WASHINGTON — Famed civil rights crusader John Lewis, the congressman from Georgia who is Dr. Martin Luther King’s last living March on Washington co-speaker, says “the past few months have been hell on wheels” for people committed to equal rights and equal justice under law.
His solution to the increasingly obvious racial hatred and assertion of white supremacy under the Republican Trump administration is three-fold:
- Individuals must realize “the spark of the divine” within everyone.
- Religious institutions must be “a headlight, not a taillight” for justice.
- And people must look within themselves, questioning their own beliefs and biases, then correcting them.
Lewis was the featured speaker at a November 13 symposium at D.C.’s Georgetown University, Confronting Racism In Our Hearts And In Our Nation. It attempted to confront the rising tide of white supremacist racism in the U.S., manifested by the neo-Nazi, alt-right, KKK fatal riot in Charlottesville, Va., and similar events.
The session, with other progressive Protestant and Catholic religious leaders, played to a standing-room only crowd in the campus’ Dahlgren Chapel. All speakers generally agreed that change, however painful, starts from within.
Lewis, Catholic Archbishop Wilton Gregory, the Rev. Jim Wallis of Sojourners and Georgetown History and African-American Studies Professor Marcia Chatelain agreed more legislation is not the whole answer, while emphasizing restoring the powers of the federal Voting Rights Act.
The Supreme Court, in a controversial 5-4 vote several years ago, severely injured that historic law by yanking away federal power to overturn racially biased election moves in states and local areas with histories of discrimination by race. Congress’ GOP leaders have pigeonholed efforts by Lewis and fellow civil rights-oriented lawmakers to restore the law’s clout.
What’s more important, and more difficult than laws, the speakers said, is to change hearts and minds.
“We have to give our people – all of our people, our young people and especially our children – a sense of faith and hope, so they do not give way to bitterness and pain,” said Lewis.
That may be easier said than done, as African-Americans and Latinos and other “others” confront manifestations of white supremacy in daily life that whites don’t even realize exist.
One example came in the Q-&-A when an African-American woman, who emigrated to the U.S. 40 years ago and became a naturalized citizen in 1993, told of being stopped and heavily interrogated by U.S. Border Patrol officers at Champlain, N.Y., while returning from visiting friends in Montreal.
Two whites she accompanied were virtually waved through.
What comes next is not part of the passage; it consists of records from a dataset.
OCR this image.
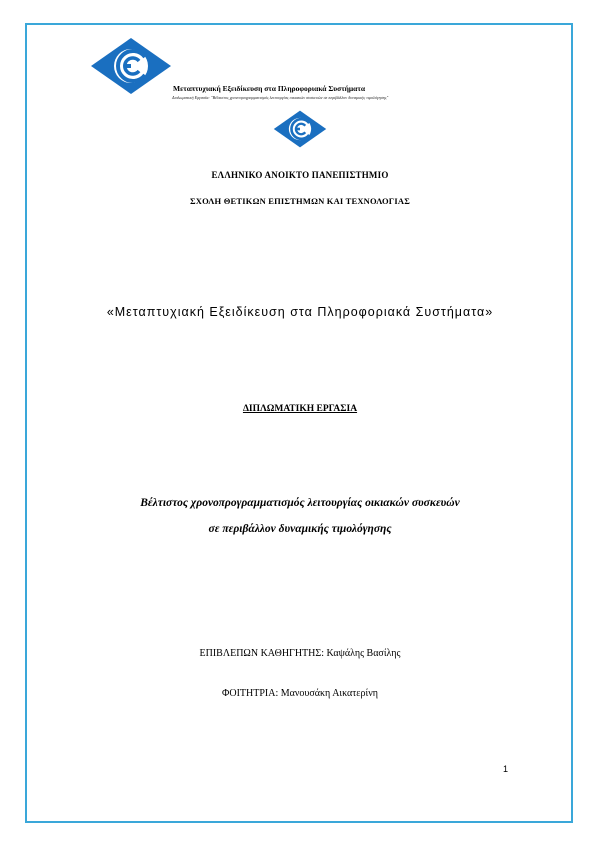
Μεταπτυχιακή Εξειδίκευση στα Πληροφοριακά Συστήματα
Διπλωματική Εργασία: "Βέλτιστος χρονοπρογραμματισμός λειτουργίας οικιακών συσκευών σε περιβάλλον δυναμικής τιμολόγησης"
ΕΛΛΗΝΙΚΟ ΑΝΟΙΚΤΟ ΠΑΝΕΠΙΣΤΗΜΙΟ
ΣΧΟΛΗ ΘΕΤΙΚΩΝ ΕΠΙΣΤΗΜΩΝ ΚΑΙ ΤΕΧΝΟΛΟΓΙΑΣ
«Μεταπτυχιακή Εξειδίκευση στα Πληροφοριακά Συστήματα»
ΔΙΠΛΩΜΑΤΙΚΗ ΕΡΓΑΣΙΑ
Βέλτιστος χρονοπρογραμματισμός λειτουργίας οικιακών συσκευών
σε περιβάλλον δυναμικής τιμολόγησης
ΕΠΙΒΛΕΠΩΝ ΚΑΘΗΓΗΤΗΣ: Καψάλης Βασίλης
ΦΟΙΤΗΤΡΙΑ: Μανουσάκη Αικατερίνη
1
But the questions launched at her several months ago, strictly because of her skin color, were so deeply humiliating she couldn’t repeat them.
Lewis told her changing such attitudes would be hard, and – without mentioning his name – implied Trump makes things worse. “When you have certain individuals in very high places saying ‘You’re not one of us,’ that’s not the American way,” he replied. “That’s the frame of mind we have to remove.”
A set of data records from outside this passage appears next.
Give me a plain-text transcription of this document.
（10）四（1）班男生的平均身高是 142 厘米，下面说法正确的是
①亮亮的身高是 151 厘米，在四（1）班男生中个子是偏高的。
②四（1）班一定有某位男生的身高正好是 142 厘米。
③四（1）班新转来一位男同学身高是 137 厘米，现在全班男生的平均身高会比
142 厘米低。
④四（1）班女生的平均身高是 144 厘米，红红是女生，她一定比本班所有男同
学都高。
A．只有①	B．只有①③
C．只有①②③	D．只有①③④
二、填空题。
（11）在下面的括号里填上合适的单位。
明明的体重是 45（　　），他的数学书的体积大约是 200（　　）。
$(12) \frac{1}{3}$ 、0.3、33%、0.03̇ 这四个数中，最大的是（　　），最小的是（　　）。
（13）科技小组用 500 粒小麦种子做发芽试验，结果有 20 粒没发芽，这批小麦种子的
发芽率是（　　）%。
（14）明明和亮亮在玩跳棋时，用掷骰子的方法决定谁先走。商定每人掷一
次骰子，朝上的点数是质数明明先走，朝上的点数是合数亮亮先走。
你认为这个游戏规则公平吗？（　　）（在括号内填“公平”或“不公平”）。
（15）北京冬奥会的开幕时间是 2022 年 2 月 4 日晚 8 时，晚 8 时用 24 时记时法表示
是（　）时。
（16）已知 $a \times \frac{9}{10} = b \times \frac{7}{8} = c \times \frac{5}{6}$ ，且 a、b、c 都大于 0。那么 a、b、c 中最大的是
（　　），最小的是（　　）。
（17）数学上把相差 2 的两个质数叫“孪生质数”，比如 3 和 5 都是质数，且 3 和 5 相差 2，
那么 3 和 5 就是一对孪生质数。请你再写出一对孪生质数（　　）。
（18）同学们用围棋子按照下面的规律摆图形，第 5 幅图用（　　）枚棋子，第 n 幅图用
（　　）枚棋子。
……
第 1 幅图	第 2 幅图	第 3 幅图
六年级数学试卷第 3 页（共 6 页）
That’s not an isolated incident. Archbishop Gregory, a past president of the Catholic bishops’ conference, told of traveling to an exclusive resort in South Carolina recently to speak as a business group guest, and being asked by a white woman guest where the restaurant was. She assumed he was part of the staff. “I’m a guest here, like you,” he replied.
“Every black player I coached in 22 years” of amateur and school-level baseball “had ‘The Talk’” with their parents about how to deal with police, Wallis noted. “In this liberal town, few white parents have had to do that.”
Chatelain advised against trying to repress the anger that racism and white supremacy, conscious or unconscious, brings. “Do not try to soothe the pain or silence the anger. Get with it and put yourself in the shoes of those whom supremacy damages,” she stated. “Then act on that realization,” she urged.
Wallis injected a note of hope: Even before opposition to the open supremacists of Charlottesville, people were already reacting against ingrained white supremacy, and not just in elections.
He cited the case of a Hispanic pastor in Los Angeles, who had been here for years, is a citizen, and heads his own congregation. He too was picked up by federal officers and held on suspicion of being undocumented. When word went around the city, mass demonstrations began. Pressure for his release mounted and eventually triumphed.
However, many whites still seek easy answers rather than examining and changing attitudes, Chatelain warned. “People ask me, ‘What can I do?’” she said. “They think they can read a book about it. I no longer answer that question. I ask them ‘What have you done?’ and then ‘What can you do?’ We have to wrestle with the fact our behavior caused this situation.”
But even civil rights crusaders have faults, Chatelain reminded the panel. Noting all the speakers at the March on Washington were men, including Lewis, she reminded the crowd of the importance of female marchers and civil rights workers. “Don’t forget the women!” she exclaimed, to claps and cheers.
Adopting preaching language, Lewis said one solution is “Love, love, love” for all, emphasizing that all – whites, blacks and everyone else – are human beings. “You have that connection to the spark of the divine in all of us,” he said. “Don’t hate. Hate is too heavy a burden to bear. It’ll destroy you.”
Wallis called white supremacy and even unconscious racism “a sin” individuals must confront but rarely do. He said pastors rarely define white supremacy as a sin when preaching. Invoking religious symbolism and language, he added: “The answer to sin is repentance, but not just feeling guilty, but turning around and going in a whole different direction – in education, housing, policing, the criminal justice system, health care, on the streets and in our hearts.
“Unfortunately, this nation hasn’t got there, yet.”